特に多かったのが、「純正のフルフラットシートを過信して、実際に寝てみたら腰が痛くなった」というパターン。まさにこの記事で触れている「段差問題」が原因ですね。
電源どうする?ポータブル電源とサブバッテリーの選び方
快適な車中泊には、電源確保も欠かせません。スマホの充電、照明、ファン、電気毛布——これらを動かすには、ある程度の電力が必要です。
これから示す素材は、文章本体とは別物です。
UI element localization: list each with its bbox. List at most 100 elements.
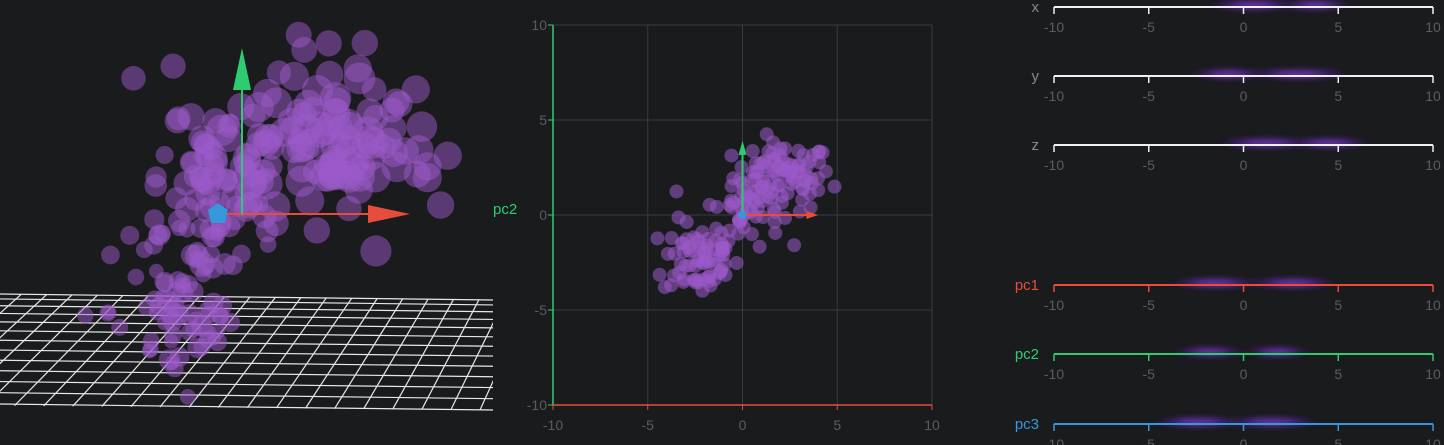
track-tick-label: 5 <box>1334 157 1342 173</box>
3d-point <box>315 30 342 57</box>
track-tick-label: -5 <box>1143 366 1156 382</box>
track-tick-label: 0 <box>1240 366 1248 382</box>
track-tick-label: 5 <box>1334 88 1342 104</box>
grid-row-line <box>0 403 493 411</box>
track-tick-label: -10 <box>1044 88 1064 104</box>
grid-row-line <box>0 380 493 389</box>
track-label: pc1 <box>1015 277 1039 294</box>
track-y: -10 -5 0 5 10 y <box>1032 68 1441 104</box>
3d-canvas[interactable] <box>0 0 493 445</box>
3d-point <box>287 153 317 183</box>
scatter-point <box>671 210 686 225</box>
scatter-point <box>781 157 796 172</box>
track-tick-label: 0 <box>1240 436 1248 445</box>
3d-scatter-view[interactable] <box>0 0 493 445</box>
3d-point <box>315 60 344 89</box>
pc2-arrow-icon <box>738 140 747 155</box>
grid-row-line <box>0 349 493 357</box>
3d-point <box>164 108 190 134</box>
grid-col-line <box>43 295 149 407</box>
scatter-point <box>731 226 746 241</box>
3d-point <box>313 153 336 176</box>
scatter-point <box>763 178 778 193</box>
3d-point <box>174 197 200 222</box>
3d-point <box>247 123 272 148</box>
density-blobs <box>1160 417 1312 427</box>
grid-col-line <box>0 294 22 315</box>
track-tick-label: 0 <box>1240 19 1248 35</box>
grid-col-line <box>0 294 47 339</box>
pc1-arrow-icon <box>368 205 410 223</box>
3d-point <box>217 170 238 191</box>
pc2-arrow-icon <box>233 48 251 90</box>
3d-point <box>360 235 392 267</box>
track-tick-label: -10 <box>1044 157 1064 173</box>
scatter-point <box>764 191 779 206</box>
3d-point <box>101 245 120 265</box>
3d-point <box>266 60 291 85</box>
track-tick-label: 10 <box>1425 88 1441 104</box>
grid-col-line <box>188 296 276 408</box>
scatter-point <box>679 232 694 247</box>
grid-col-line <box>246 297 327 409</box>
scatter-point <box>827 179 842 194</box>
scatter-point <box>752 239 767 254</box>
scatter-point <box>715 243 730 258</box>
scatter-point <box>709 221 724 236</box>
2d-scatter-chart[interactable]: pc2 -10 10 -5 5 0 0 5 -5 10 -10 <box>493 0 953 445</box>
grid-col-line <box>217 297 302 408</box>
3d-point <box>238 159 257 179</box>
3d-point <box>259 236 277 253</box>
3d-point <box>164 355 180 371</box>
3d-point <box>160 306 179 324</box>
scatter-point <box>796 148 811 163</box>
track-pc3: -10 -5 0 5 10 pc3 <box>1015 416 1441 445</box>
3d-point <box>413 152 442 181</box>
grid-col-line <box>275 297 353 409</box>
y-axis-label: pc2 <box>493 201 517 218</box>
3d-point <box>198 301 216 319</box>
scatter-point <box>778 210 793 225</box>
2d-scatter-canvas[interactable]: pc2 -10 10 -5 5 0 0 5 -5 10 -10 <box>493 0 953 445</box>
grid-col-line <box>421 299 480 410</box>
track-label: x <box>1032 0 1040 16</box>
3d-point <box>336 195 362 222</box>
track-tick-label: 10 <box>1425 366 1441 382</box>
scatter-point <box>787 238 802 253</box>
track-tick-label: 10 <box>1425 297 1441 313</box>
3d-point <box>127 268 145 286</box>
track-tick-label: 10 <box>1425 19 1441 35</box>
3d-point <box>201 138 223 161</box>
scatter-point <box>724 193 739 208</box>
3d-point <box>306 111 333 138</box>
track-tick-label: 5 <box>1334 19 1342 35</box>
3d-point <box>253 78 282 108</box>
3d-point <box>190 218 210 238</box>
3d-point <box>144 174 168 197</box>
density-blobs <box>1226 138 1364 148</box>
x-tick-label: -10 <box>543 417 563 433</box>
3d-point <box>137 298 156 316</box>
y-tick-label: 5 <box>539 112 547 128</box>
3d-point <box>142 343 157 359</box>
3d-point <box>179 388 196 405</box>
3d-point <box>285 21 312 48</box>
3d-point <box>193 338 211 356</box>
3d-point <box>234 181 256 203</box>
3d-point <box>202 108 229 134</box>
3d-point <box>111 318 129 336</box>
track-tick-label: -5 <box>1143 19 1156 35</box>
track-label: y <box>1032 68 1040 85</box>
x-tick-label: 10 <box>924 417 940 433</box>
scatter-point <box>741 190 756 205</box>
3d-point <box>355 124 385 155</box>
y-tick-label: 10 <box>531 17 547 33</box>
scatter-point <box>745 144 760 159</box>
y-tick-label: -5 <box>535 302 548 318</box>
scatter-point <box>709 199 724 214</box>
scatter-point <box>768 225 783 240</box>
3d-point <box>426 191 455 219</box>
3d-point <box>187 241 207 261</box>
3d-point <box>380 139 408 168</box>
1d-projections: -10 -5 0 5 10 x -10 -5 0 5 10 y -10 -5 0 5 10 z -10 -5 0 5 10 p… <box>1000 0 1444 445</box>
選択肢としては、ポータブル電源が手軽でおすすめ。ただし、車中泊で使うなら「容量」と「出力」をちゃんと確認しましょう。大雑把な目安ですが:
- スマホ充電+LED照明のみ:200Wh〜300Whクラスで十分
- 電気毛布や小型ファンも使いたい:500Whクラス以上が安心
- 冷蔵庫(車載用)まで考えている:1000Wh以上は欲しいところ
また、ポータブル電源はシガーソケット充電とソーラーパネル充電の両方に対応しているタイプを選ぶと、長期の車中泊でも安心です。
結局、ムーヴキャンバス車中泊はアリなのか?
ここまで読んで、皆さんはどう感じましたか?
確かに、ムーヴキャンバスは「そのままでは」車中泊に向いていません。後部座席の段差問題は、メーカーが謳う「フルフラット」とは現実が異なります。
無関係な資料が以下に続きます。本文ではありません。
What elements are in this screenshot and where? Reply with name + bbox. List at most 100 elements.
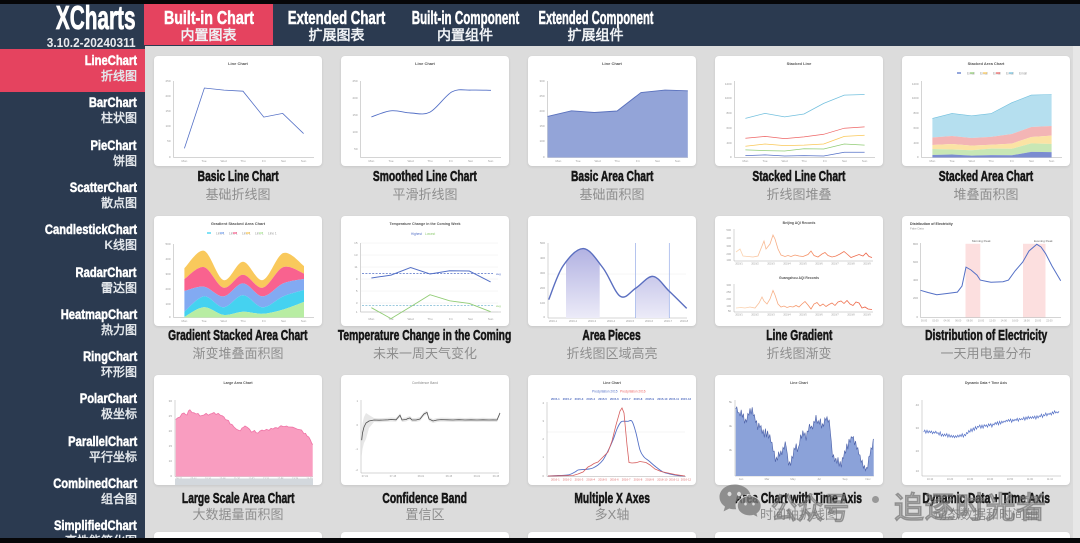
- svg-text:Tue: Tue: [201, 159, 206, 163]
- svg-text:2016-4: 2016-4: [586, 478, 595, 482]
- svg-text:Sun: Sun: [675, 159, 681, 163]
- svg-text:2019-6: 2019-6: [645, 318, 654, 322]
- svg-text:300: 300: [540, 271, 545, 275]
- svg-text:11: 11: [354, 265, 357, 269]
- svg-text:Mon: Mon: [181, 319, 187, 323]
- svg-text:2019/1: 2019/1: [735, 262, 743, 265]
- svg-text:100: 100: [352, 130, 357, 134]
- svg-text:Sun: Sun: [301, 159, 307, 163]
- svg-text:Sun: Sun: [301, 319, 307, 323]
- svg-text:Stacked Area Chart: Stacked Area Chart: [968, 61, 1005, 66]
- svg-text:-2: -2: [356, 468, 359, 472]
- svg-text:200: 200: [726, 297, 731, 301]
- svg-text:400: 400: [726, 236, 731, 240]
- svg-text:50: 50: [354, 147, 358, 151]
- svg-text:2019/2: 2019/2: [751, 313, 759, 316]
- svg-text:Confidence Band: Confidence Band: [412, 381, 438, 385]
- svg-text:400: 400: [726, 141, 731, 145]
- svg-text:18:00: 18:00: [1023, 319, 1030, 322]
- svg-text:Line Chart: Line Chart: [603, 381, 622, 385]
- svg-text:Temperature Change in the Comi: Temperature Change in the Coming Week: [390, 222, 461, 226]
- svg-text:150: 150: [352, 113, 357, 117]
- svg-text:13: 13: [354, 253, 358, 257]
- svg-text:Wed: Wed: [782, 159, 788, 163]
- svg-text:0: 0: [542, 474, 544, 478]
- svg-text:Wed: Wed: [969, 159, 975, 163]
- svg-text:Fri: Fri: [823, 159, 827, 163]
- svg-text:200: 200: [539, 109, 544, 113]
- svg-text:Sun: Sun: [488, 317, 494, 321]
- svg-text:2019-8: 2019-8: [680, 318, 689, 322]
- svg-text:2019/8: 2019/8: [847, 262, 855, 265]
- svg-text:2016-5: 2016-5: [598, 478, 607, 482]
- svg-text:Line Chart: Line Chart: [602, 61, 622, 66]
- svg-text:Guangzhou AQI Records: Guangzhou AQI Records: [779, 276, 819, 280]
- svg-text:Line 1: Line 1: [268, 231, 277, 235]
- svg-text:1200: 1200: [912, 82, 919, 86]
- svg-text:150: 150: [165, 109, 170, 113]
- svg-text:200: 200: [540, 286, 545, 290]
- svg-text:20: 20: [169, 429, 173, 433]
- svg-text:Nov: Nov: [866, 477, 872, 481]
- svg-text:00:00: 00:00: [921, 319, 928, 322]
- svg-text:Beijing AQI Records: Beijing AQI Records: [783, 221, 816, 225]
- svg-text:15: 15: [169, 444, 173, 448]
- svg-text:100: 100: [540, 301, 545, 305]
- svg-text:2019/3: 2019/3: [767, 313, 775, 316]
- svg-text:2019-3: 2019-3: [588, 318, 597, 322]
- svg-text:Evening Peak: Evening Peak: [1034, 239, 1053, 243]
- svg-text:Wed: Wed: [408, 159, 414, 163]
- svg-text:Fri: Fri: [262, 319, 266, 323]
- svg-text:500: 500: [726, 228, 731, 232]
- svg-text:Sat: Sat: [281, 319, 286, 323]
- svg-text:2019/1: 2019/1: [735, 313, 743, 316]
- svg-text:9: 9: [356, 277, 358, 281]
- svg-text:Tue: Tue: [201, 319, 206, 323]
- svg-text:10: 10: [169, 459, 173, 463]
- svg-text:2019/2: 2019/2: [751, 262, 759, 265]
- svg-text:0: 0: [356, 423, 358, 427]
- svg-text:Sat: Sat: [468, 317, 473, 321]
- svg-text:Wed: Wed: [408, 317, 414, 321]
- svg-text:50: 50: [167, 139, 171, 143]
- svg-text:Email: Email: [1019, 72, 1027, 76]
- svg-text:1000: 1000: [912, 96, 919, 100]
- svg-text:Tue: Tue: [762, 159, 767, 163]
- svg-text:Sat: Sat: [842, 159, 847, 163]
- svg-text:2: 2: [542, 437, 544, 441]
- svg-text:Line Chart: Line Chart: [790, 381, 809, 385]
- svg-text:Distribution of Electricity: Distribution of Electricity: [910, 222, 953, 226]
- svg-text:2019/4: 2019/4: [783, 313, 791, 316]
- svg-text:2019/5: 2019/5: [799, 313, 807, 316]
- svg-text:Sat: Sat: [655, 159, 660, 163]
- svg-text:2019-4: 2019-4: [607, 318, 616, 322]
- svg-text:Line Chart: Line Chart: [415, 61, 435, 66]
- svg-text:5k: 5k: [729, 400, 733, 404]
- svg-text:0: 0: [543, 155, 545, 159]
- svg-text:07-01: 07-01: [362, 475, 369, 478]
- svg-text:200: 200: [165, 94, 170, 98]
- svg-text:2016-9: 2016-9: [645, 478, 654, 482]
- svg-text:Morning Peak: Morning Peak: [972, 239, 991, 243]
- svg-text:300: 300: [539, 79, 544, 83]
- svg-text:2015-2: 2015-2: [563, 397, 572, 401]
- svg-text:800: 800: [913, 111, 918, 115]
- svg-text:Sat: Sat: [281, 159, 286, 163]
- svg-text:Precipitation 2015: Precipitation 2015: [592, 390, 618, 394]
- svg-text:Fri: Fri: [636, 159, 640, 163]
- svg-text:09-01: 09-01: [474, 475, 481, 478]
- svg-text:2019/3: 2019/3: [767, 262, 775, 265]
- svg-text:2019/6: 2019/6: [815, 313, 823, 316]
- svg-text:Sat: Sat: [1029, 159, 1034, 163]
- svg-text:Mon: Mon: [929, 159, 935, 163]
- svg-text:Lowest: Lowest: [425, 232, 435, 236]
- svg-text:Mar: Mar: [765, 477, 770, 481]
- svg-text:Thu: Thu: [988, 159, 994, 163]
- svg-text:Fri: Fri: [262, 159, 266, 163]
- svg-text:2016-7: 2016-7: [622, 478, 631, 482]
- svg-text:3k: 3k: [729, 448, 733, 452]
- svg-text:500: 500: [540, 241, 545, 245]
- svg-text:0: 0: [730, 155, 732, 159]
- svg-text:4: 4: [542, 401, 544, 405]
- svg-text:Dynamic Data + Time Axis: Dynamic Data + Time Axis: [965, 381, 1007, 385]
でも、適切な装備と工夫で、快適な車中泊は十分に実現可能です。
特に大事なのは以下の3つ。
- 段差解消マットや車中泊用マットレスで、物理的な寝床を整えること
- 季節に応じた断熱・換気・防寒対策を徹底すること
- 自分の体格やスタイルに合った寝方や装備を選ぶこと
ムーヴキャンバスはコンパクトだからこそ、いろいろな場所に気軽に連れて行ける利点もあります。スライドドアの便利さ、小回りの良さ、駐車のしやすさ——これらのメリットは、車中泊の「楽しさ」を大きく後押ししてくれるはずです。
完璧を求めず、自分なりの快適空間を作っていく。そんなスタンスでムーヴキャンバスと向き合えば、きっと素敵な車中泊ライフが始まりますよ。